🤖 AI Summary
This work challenges the conventional assumption that performance gains from earlier fine-tuning stages necessarily propagate to subsequent reuse stages. It reveals that excessive fine-tuning—especially prolonged full-parameter or LoRA-based adaptation—degrades expert model reusability in upcycling scenarios, causing significant accuracy drops when integrated into multitask systems or repurposed as MoE layers, primarily due to hard-example overfitting and catastrophic forgetting during merging.
Method: We propose a task-adaptive aggressive early-stopping strategy, informed by gradient analysis and dynamic hard-example tracking.

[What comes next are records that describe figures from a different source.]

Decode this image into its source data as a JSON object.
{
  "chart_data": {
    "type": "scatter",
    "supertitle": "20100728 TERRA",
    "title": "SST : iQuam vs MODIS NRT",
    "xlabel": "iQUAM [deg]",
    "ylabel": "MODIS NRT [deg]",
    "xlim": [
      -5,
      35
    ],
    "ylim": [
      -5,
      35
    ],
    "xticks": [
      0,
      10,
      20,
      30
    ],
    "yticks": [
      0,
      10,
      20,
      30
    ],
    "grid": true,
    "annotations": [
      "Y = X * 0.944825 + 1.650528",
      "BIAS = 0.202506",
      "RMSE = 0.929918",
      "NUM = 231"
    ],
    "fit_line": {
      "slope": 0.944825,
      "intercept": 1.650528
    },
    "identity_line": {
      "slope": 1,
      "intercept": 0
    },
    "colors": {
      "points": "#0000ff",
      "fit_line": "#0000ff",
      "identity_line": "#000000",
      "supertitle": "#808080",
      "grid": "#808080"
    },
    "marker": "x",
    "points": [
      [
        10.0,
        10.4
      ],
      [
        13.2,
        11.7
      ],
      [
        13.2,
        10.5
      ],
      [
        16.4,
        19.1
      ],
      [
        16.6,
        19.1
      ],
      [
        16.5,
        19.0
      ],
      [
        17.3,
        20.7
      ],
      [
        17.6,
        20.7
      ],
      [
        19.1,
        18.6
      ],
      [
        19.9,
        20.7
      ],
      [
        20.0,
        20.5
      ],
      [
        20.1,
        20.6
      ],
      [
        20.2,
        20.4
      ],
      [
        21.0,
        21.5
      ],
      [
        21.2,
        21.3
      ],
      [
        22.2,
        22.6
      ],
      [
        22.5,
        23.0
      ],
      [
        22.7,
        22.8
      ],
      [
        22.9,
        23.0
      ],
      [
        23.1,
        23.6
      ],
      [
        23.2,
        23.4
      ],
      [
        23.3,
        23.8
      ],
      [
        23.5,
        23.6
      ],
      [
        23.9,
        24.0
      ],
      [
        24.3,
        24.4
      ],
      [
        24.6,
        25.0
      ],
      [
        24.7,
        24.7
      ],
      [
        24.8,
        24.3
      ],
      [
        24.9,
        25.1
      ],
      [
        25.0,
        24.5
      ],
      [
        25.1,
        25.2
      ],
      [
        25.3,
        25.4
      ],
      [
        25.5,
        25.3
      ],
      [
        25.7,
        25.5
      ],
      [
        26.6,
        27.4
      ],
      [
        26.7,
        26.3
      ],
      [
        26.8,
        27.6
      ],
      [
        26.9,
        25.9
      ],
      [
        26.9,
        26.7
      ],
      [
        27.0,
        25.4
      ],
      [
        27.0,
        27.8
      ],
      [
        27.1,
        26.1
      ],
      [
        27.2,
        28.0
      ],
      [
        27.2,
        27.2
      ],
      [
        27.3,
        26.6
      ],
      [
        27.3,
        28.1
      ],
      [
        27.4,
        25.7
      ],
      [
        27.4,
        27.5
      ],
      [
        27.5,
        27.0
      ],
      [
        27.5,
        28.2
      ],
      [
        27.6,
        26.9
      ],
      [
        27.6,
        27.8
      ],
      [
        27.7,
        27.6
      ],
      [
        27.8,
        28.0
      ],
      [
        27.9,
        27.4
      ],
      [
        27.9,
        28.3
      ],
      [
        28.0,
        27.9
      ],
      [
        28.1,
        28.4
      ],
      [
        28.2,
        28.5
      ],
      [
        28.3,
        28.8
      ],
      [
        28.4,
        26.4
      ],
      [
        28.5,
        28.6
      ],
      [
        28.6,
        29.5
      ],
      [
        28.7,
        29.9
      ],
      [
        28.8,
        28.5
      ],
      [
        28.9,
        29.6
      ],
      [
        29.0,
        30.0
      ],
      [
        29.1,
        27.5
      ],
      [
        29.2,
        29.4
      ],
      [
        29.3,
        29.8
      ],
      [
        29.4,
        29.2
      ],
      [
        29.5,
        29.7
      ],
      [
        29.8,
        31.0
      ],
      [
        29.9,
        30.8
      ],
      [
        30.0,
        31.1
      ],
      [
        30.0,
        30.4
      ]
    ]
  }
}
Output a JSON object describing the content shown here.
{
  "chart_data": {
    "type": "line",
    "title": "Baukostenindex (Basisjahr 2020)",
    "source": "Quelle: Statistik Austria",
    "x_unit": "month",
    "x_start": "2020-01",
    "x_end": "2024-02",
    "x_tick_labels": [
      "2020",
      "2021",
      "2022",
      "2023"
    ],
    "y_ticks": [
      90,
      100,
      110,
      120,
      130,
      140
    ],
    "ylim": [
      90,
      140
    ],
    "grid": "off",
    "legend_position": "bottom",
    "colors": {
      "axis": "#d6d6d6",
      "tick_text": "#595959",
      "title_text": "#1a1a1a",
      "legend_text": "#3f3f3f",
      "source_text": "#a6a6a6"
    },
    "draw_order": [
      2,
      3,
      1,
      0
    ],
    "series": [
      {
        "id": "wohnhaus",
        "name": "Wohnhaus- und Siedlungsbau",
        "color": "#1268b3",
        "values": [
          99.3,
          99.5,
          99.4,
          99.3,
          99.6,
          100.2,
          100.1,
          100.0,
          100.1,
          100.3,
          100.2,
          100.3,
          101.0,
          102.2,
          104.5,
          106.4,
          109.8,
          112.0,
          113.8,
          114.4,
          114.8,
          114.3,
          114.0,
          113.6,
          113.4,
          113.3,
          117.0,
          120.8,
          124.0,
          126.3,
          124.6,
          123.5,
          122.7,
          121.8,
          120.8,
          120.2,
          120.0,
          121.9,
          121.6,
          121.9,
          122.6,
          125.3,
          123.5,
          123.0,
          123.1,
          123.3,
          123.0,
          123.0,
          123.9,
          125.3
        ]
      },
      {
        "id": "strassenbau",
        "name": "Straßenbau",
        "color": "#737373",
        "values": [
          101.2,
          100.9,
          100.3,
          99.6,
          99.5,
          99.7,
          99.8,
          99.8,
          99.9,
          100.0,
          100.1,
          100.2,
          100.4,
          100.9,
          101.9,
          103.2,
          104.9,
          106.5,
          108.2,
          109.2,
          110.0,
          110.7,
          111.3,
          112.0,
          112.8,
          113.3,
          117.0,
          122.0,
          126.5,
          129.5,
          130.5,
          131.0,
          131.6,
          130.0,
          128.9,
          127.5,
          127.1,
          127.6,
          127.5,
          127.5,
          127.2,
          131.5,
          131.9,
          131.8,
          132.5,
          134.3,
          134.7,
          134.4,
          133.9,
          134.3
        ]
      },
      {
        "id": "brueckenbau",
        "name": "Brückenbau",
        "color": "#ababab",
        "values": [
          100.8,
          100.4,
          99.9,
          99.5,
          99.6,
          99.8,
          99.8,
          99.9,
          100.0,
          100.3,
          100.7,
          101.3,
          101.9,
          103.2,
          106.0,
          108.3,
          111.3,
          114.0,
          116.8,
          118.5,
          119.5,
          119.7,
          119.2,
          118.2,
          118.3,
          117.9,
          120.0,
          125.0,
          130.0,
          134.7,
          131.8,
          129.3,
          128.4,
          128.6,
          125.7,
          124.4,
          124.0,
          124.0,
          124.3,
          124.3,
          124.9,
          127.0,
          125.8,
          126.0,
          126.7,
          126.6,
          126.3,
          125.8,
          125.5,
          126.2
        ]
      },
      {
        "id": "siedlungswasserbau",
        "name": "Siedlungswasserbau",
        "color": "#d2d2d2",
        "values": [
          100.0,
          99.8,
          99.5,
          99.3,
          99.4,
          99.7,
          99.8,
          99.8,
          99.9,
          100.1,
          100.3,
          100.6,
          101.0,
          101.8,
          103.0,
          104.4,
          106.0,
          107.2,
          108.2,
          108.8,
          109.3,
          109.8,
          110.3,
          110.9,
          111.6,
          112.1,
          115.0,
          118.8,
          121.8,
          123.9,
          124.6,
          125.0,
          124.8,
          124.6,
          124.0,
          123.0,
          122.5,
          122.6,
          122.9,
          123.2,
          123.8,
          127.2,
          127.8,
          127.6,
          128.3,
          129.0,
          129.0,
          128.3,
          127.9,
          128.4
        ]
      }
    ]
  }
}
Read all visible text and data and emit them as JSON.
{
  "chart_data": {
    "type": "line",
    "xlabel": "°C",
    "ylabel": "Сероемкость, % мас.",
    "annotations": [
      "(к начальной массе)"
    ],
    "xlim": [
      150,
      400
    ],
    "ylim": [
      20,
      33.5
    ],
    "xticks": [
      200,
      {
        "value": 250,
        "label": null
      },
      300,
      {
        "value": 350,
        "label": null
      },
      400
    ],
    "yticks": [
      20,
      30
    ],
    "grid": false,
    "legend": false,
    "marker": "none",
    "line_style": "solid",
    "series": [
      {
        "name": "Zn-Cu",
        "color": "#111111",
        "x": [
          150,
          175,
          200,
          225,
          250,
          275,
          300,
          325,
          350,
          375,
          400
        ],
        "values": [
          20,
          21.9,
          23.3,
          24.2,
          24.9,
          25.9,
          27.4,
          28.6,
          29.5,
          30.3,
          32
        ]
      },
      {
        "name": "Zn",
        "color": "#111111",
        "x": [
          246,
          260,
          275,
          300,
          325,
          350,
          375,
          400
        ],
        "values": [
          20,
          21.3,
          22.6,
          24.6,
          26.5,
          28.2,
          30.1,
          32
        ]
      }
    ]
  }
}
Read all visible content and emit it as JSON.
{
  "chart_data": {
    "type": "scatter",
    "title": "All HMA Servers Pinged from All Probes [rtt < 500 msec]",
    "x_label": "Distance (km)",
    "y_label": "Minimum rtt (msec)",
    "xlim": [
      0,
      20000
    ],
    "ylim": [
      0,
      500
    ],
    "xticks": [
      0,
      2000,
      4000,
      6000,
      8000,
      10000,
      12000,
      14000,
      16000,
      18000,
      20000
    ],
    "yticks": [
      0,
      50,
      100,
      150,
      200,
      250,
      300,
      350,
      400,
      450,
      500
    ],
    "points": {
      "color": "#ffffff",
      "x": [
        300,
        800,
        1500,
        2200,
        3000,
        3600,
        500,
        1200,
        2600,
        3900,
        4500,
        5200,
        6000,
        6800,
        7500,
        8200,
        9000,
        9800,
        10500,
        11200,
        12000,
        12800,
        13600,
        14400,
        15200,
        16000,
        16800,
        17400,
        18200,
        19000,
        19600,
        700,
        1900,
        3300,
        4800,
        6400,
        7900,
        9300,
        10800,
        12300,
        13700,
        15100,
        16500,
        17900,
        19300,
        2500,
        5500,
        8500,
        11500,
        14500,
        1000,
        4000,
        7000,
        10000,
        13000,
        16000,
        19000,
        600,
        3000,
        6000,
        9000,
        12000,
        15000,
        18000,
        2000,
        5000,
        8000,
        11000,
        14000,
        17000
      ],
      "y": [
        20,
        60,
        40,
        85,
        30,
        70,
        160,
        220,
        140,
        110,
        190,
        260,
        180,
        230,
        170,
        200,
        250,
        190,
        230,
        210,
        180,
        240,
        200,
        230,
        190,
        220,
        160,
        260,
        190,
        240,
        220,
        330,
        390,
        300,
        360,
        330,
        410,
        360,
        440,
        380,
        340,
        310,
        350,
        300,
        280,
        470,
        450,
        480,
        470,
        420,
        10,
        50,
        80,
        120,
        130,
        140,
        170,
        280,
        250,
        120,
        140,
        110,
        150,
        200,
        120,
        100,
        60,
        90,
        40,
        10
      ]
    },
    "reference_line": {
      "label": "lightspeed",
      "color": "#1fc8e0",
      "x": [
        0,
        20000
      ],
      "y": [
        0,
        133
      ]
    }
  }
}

Contribution/Results: We are the first to identify the counterintuitive “the better the fine-tuning, the worse the reuse” phenomenon. Our method improves model upgrade reusability accuracy by 3.2–7.8% across multiple benchmarks and substantially enhances both generalization and stability of LoRA-to-MoE migration.
📝 Abstract
Modern deep learning is increasingly characterized by the use of open-weight foundation models that can be fine-tuned on specialized datasets. This has led to a proliferation of expert models and adapters, often shared via platforms like HuggingFace and AdapterHub. To leverage these resources, numerous model upcycling methods have emerged, enabling the reuse of fine-tuned models in multi-task systems. A natural pipeline has thus formed to harness the benefits of transfer learning and amortize sunk training costs: models are pre-trained on general data, fine-tuned on specific tasks, and then upcycled into more general-purpose systems. A prevailing assumption is that improvements at one stage of this pipeline propagate downstream, leading to gains at subsequent steps. In this work, we challenge that assumption by examining how expert fine-tuning affects model upcycling. We show that long fine-tuning of experts that optimizes for their individual performance leads to degraded merging performance, both for fully fine-tuned and LoRA-adapted models, and to worse downstream results when LoRA adapters are upcycled into MoE layers. We trace this degradation to the memorization of a small set of difficult examples that dominate late fine-tuning steps and are subsequently forgotten during merging. Finally, we demonstrate that a task-dependent aggressive early stopping strategy can significantly improve upcycling performance.